Sur le vif - Lundi 13.07.15 - 18.14h
Terrible occupation allemande entre 1941 et 1945, admirable Résistance, puis (directement, dans la foulée) abominable Guerre civile, entre 1946 et 1949. Deux conflits d'horreur, l'un sur l'autre ! A l'issue de cette décennie de sang, on estime que la Grèce a perdu le 8% de sa population totale. En 1949, la Grèce est littéralement à terre. Exsangue. A la fin des années 50, elle commence, timidement, à se refaire une santé avec le tourisme (j'y suis allé pour la première fois en 1966, souvenir de lumière, inoubliable), et puis patatras, en 1967, c'est le régime des colonels: sept ans de dictature, jusqu'en 1974.
On n'imagine pas ce que ce peuple a souffert au vingtième siècle. Lui-même, pour les touristes, a oublié, omis, gommé, enjolivé. Il a tu le tragique (pourtant passionnant) de sa propre Histoire, pour ne pas ternir l'image immaculée de la carte postale : cette beauté épurée de la ruine grecque, attique, ionienne ou dorique, entre le bleu de la mer et celui du ciel. La Grèce rêvée, celle des Romantiques allemands, puis anglais. La Grèce, plus d'un siècle plus tard, de Paul Valéry (1871-1945), dans son Cantique des Colonnes, dédié à Léon-Paul Fargue :
"Filles des nombres d'or,
Fortes des lois du ciel,
Sur nous tombe et s'endort
Un dieu couleur de miel."
Que voulez-vous ? Lorsque l'ardeur conjuguée des plus grands poètes et des nécessités du gain touristique nous impose un prototype de beauté et de pureté, celui d'insouciantes vacances au pays des dieux, comment s'intéresser à l'Histoire récente du pays, dont on pressent qu'elle fut de sang et de déchirure, sans apparaître comme un rabat-joie ?
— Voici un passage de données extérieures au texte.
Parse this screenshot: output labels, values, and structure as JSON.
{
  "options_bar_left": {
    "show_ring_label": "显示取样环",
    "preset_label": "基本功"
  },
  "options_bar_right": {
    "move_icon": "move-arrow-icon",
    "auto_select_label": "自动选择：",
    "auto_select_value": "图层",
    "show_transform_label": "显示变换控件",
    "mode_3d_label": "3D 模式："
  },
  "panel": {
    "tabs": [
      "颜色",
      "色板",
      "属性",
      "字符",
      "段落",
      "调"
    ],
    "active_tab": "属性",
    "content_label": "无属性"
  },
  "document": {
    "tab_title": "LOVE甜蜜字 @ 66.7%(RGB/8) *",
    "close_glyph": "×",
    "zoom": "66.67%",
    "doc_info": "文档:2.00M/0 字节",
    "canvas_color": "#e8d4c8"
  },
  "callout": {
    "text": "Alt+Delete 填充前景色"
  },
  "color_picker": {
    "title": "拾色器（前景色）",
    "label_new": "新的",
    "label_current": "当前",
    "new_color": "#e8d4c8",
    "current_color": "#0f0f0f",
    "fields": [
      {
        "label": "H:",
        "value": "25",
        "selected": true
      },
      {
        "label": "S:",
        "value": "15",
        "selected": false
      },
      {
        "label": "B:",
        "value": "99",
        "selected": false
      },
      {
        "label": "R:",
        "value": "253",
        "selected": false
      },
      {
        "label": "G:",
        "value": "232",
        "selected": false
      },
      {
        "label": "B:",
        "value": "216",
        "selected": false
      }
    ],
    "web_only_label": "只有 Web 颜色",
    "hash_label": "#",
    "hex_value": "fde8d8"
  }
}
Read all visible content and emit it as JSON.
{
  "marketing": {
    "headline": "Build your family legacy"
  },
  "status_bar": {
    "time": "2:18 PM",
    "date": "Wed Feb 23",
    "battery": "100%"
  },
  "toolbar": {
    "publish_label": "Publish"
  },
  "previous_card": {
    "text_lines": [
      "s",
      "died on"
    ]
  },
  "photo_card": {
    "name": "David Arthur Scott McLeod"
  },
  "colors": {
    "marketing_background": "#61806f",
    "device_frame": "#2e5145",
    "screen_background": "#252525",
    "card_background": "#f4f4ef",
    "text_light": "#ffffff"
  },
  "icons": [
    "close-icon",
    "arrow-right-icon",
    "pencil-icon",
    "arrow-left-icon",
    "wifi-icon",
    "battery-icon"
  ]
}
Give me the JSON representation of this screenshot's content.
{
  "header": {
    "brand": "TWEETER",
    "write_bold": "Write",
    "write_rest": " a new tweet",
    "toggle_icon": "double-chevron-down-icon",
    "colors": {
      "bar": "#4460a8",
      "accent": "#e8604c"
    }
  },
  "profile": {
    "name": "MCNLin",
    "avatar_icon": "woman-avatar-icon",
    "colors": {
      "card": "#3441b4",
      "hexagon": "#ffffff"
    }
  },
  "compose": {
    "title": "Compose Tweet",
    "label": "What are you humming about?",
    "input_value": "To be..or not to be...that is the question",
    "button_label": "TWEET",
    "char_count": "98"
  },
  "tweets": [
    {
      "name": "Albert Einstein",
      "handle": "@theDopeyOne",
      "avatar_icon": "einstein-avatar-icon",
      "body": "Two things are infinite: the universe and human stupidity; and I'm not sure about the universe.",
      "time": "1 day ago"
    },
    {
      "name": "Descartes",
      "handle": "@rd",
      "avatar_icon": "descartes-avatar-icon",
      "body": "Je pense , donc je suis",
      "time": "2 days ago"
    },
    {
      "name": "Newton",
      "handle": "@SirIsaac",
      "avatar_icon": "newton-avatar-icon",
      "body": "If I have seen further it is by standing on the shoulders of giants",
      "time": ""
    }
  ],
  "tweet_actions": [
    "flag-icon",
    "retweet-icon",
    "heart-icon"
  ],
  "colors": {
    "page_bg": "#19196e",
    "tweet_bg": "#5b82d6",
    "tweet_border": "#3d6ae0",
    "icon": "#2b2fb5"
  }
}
Je crois que ce peuple, que j'aime profondément, a eu tort. Tout en s'ouvrant au tourisme, il n'aurait pas dû cacher son Histoire. Il n'avait d'ailleurs nullement à en rougir. Et c'est pour cela, voyez-vous, que j'aime les pages culturelles de Gauchebdo : à travers des chroniques non maquillées, non promotionnelles, sur la littérature, la poésie, le cinéma de la Grèce d'aujourd'hui, ce journal nous restitue, depuis des années, des fragments de vérité sur la réalité profonde - et non idéalisée - de la Grèce contemporaine.
Pour ceux d'entre vous qui voudraient entrer dans la littérature grecque contemporaine, je conseille à tout prix les poèmes de Georges Séféris (Γιώργος Σεφέρης), 1900-1971. Un magnifique recueil, préfacé par Yves Bonnefoy, a été publié en 1988, chez Gallimard.